You should have shared ideals for how you want your household to run, an agreed-upon and equal distribution of chores, and a huge amount of understanding, co-operation, patience and teamwork when your best laid plans go awry. If one or both of you have particular quirks about household maintenance then you figure it out together, deciding where to put in more effort and where to surrender some control. You also figure out how to check in with each other and communicate respectfully when the mental load and execution of chores isn’t feeling equal, sustainable or being fulfilled the way you agreed upon.

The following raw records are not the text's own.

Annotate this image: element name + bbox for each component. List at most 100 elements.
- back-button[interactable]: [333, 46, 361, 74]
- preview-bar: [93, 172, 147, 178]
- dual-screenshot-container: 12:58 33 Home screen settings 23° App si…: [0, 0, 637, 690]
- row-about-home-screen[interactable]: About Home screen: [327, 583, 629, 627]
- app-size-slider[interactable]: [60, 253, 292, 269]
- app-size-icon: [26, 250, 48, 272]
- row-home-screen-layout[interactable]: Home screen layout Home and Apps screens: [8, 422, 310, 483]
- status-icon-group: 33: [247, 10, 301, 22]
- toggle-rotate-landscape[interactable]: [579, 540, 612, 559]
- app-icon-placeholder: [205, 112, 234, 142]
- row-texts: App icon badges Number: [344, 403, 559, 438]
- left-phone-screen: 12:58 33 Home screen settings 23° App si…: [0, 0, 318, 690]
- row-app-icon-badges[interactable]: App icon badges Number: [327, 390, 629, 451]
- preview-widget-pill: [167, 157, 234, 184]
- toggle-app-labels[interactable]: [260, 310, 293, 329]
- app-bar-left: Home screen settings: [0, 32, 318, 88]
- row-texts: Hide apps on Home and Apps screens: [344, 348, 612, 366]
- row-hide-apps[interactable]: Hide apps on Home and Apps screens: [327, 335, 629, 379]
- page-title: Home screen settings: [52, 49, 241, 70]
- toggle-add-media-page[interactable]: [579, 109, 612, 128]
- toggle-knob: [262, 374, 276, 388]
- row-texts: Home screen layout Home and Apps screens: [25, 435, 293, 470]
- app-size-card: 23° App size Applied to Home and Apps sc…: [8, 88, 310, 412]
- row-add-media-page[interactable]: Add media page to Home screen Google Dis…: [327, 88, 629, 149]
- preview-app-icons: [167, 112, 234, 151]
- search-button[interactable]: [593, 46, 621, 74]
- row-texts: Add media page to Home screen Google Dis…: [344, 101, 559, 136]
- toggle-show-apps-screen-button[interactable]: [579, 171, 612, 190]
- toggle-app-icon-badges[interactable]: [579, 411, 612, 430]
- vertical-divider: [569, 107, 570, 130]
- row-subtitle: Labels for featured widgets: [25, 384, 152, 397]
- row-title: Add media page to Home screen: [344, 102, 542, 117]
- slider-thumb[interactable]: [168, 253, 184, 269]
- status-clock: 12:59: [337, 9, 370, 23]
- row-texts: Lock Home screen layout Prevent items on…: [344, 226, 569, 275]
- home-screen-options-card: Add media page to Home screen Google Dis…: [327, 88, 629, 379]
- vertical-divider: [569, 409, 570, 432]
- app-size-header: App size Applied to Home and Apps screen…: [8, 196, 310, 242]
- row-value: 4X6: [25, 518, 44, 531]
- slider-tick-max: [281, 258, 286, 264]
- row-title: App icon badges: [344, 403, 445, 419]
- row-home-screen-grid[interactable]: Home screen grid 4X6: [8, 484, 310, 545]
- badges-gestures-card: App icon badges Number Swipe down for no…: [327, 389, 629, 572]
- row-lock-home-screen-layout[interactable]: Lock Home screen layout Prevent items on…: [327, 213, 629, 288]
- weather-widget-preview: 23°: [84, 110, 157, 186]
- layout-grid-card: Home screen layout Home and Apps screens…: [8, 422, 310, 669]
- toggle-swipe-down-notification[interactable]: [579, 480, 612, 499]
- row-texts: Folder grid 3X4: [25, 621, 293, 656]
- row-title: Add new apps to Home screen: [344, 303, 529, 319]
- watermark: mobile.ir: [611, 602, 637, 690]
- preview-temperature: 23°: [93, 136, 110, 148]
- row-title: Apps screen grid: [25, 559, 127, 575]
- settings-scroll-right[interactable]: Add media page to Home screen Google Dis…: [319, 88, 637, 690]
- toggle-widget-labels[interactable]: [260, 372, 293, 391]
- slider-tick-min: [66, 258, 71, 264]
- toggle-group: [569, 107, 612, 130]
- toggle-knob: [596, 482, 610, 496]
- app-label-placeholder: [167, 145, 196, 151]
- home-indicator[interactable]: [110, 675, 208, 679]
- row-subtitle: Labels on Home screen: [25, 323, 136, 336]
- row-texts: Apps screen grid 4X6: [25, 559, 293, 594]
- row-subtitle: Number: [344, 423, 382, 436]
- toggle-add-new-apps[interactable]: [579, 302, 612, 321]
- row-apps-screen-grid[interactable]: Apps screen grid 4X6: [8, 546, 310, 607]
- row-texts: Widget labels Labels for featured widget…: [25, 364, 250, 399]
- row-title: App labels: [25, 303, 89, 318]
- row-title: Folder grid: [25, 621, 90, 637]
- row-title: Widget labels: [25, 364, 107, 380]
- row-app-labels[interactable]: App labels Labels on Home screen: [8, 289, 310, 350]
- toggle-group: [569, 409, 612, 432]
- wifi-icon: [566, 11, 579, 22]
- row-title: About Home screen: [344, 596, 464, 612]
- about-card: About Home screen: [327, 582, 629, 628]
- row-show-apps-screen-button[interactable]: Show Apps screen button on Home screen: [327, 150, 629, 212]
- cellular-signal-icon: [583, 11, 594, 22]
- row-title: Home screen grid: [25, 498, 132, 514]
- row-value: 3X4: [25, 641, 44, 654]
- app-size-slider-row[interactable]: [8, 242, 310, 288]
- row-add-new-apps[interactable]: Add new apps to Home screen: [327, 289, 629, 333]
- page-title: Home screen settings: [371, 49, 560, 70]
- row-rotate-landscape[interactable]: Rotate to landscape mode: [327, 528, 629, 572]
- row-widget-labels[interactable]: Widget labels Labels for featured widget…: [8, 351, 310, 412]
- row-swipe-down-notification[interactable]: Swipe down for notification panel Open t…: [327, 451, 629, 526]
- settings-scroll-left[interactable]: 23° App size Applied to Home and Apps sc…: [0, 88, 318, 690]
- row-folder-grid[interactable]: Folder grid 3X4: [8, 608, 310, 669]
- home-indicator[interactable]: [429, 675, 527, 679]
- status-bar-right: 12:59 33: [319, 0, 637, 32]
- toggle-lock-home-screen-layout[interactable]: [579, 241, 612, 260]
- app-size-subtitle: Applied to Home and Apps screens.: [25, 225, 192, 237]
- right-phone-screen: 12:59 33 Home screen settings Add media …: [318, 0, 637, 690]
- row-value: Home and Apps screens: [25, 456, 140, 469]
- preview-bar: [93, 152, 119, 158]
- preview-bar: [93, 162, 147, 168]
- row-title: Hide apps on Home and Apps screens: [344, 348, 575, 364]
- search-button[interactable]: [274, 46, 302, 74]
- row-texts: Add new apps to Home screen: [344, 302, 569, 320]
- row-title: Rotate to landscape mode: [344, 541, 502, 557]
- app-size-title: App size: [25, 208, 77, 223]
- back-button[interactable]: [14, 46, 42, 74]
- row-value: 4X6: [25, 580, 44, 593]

None of this is happening. Instead, your boyfriend is referring to your shared home as “his house”; he is referring to his preferences as “rules”; he is throwing “temper tantrums” and attacking your character whenever you do a chore differently; and he is literally making you afraid to do basic household chores in your home because you fear he will punish you. This isn’t “tempestuous”, this is deeply alarming. Couples squabbling about chores is normal. A partner inventing “rules” then having repeated, angry outbursts where they verbally attack you is not normal, it’s the beginning of a controlling relationship.

He is criticising small things you do to make you feel on edge and like you are constantly in the wrong while trying to exist in your home. He makes very specific rules to make you feel like you’re not an equal in your shared home and to have an excuse to criticise you when you “break” them. He is having large, repeated outbursts of anger over small issues but calling you selfish and inconsiderate to make you believe that you are the issue, not him and his behaviour. He is intimidating you so much that you do not feel safe existing in your home. The issue is laundry – now. What happens if his rules start extending to other parts of your life? What other rules is he allowed to invent, what other ways is he allowed to criticise you, how volatile is he going to get when you disagree on something more important than washing?

You say this has started recently and maybe there is something larger going on, like stress or mental health issues, that is making your boyfriend lash out – but then he must acknowledge and address that, apologise to you for his behaviour, and take immediate steps to work on his emotional regulation. He needs to see a therapist, to come up with strategies to help him cope when he feels stressed or anxious, and he needs to commit to treating you as a respected equal in your shared home. But I need you to know that this is not normal, and it could easily escalate into even more controlling and aggressive behaviour, and that you need to seriously consider leaving him.

I need to flag that when you are dealing with or choosing to leave a partner who has a history of controlling behaviour and angry outbursts, you have to consider your safety, as people with control issues often lash out when they sense they are losing control or about to be left. If you want to give him one single chance to change his behaviour, have a friend on standby if you need to leave in a hurry. If you decide to leave, make sure your support system knows and that you have someone present with you when you pack up your things.

In your letter, you don’t mention any good things about your partner or what you like about this relationship. You say you are in love but let me tell you: love is not enough. You need respect, trust, good communication, safety, care, kindness, shared values, compromise, a sense of being on the same team and tackling problems together, instead of fighting each other. None of this seems to be present. You’ve been through big life shifts before, you will survive another. If I had written ‘Dump him’ and nothing more, what other, more loving, respectful and free possibilities would have emerged in the white space?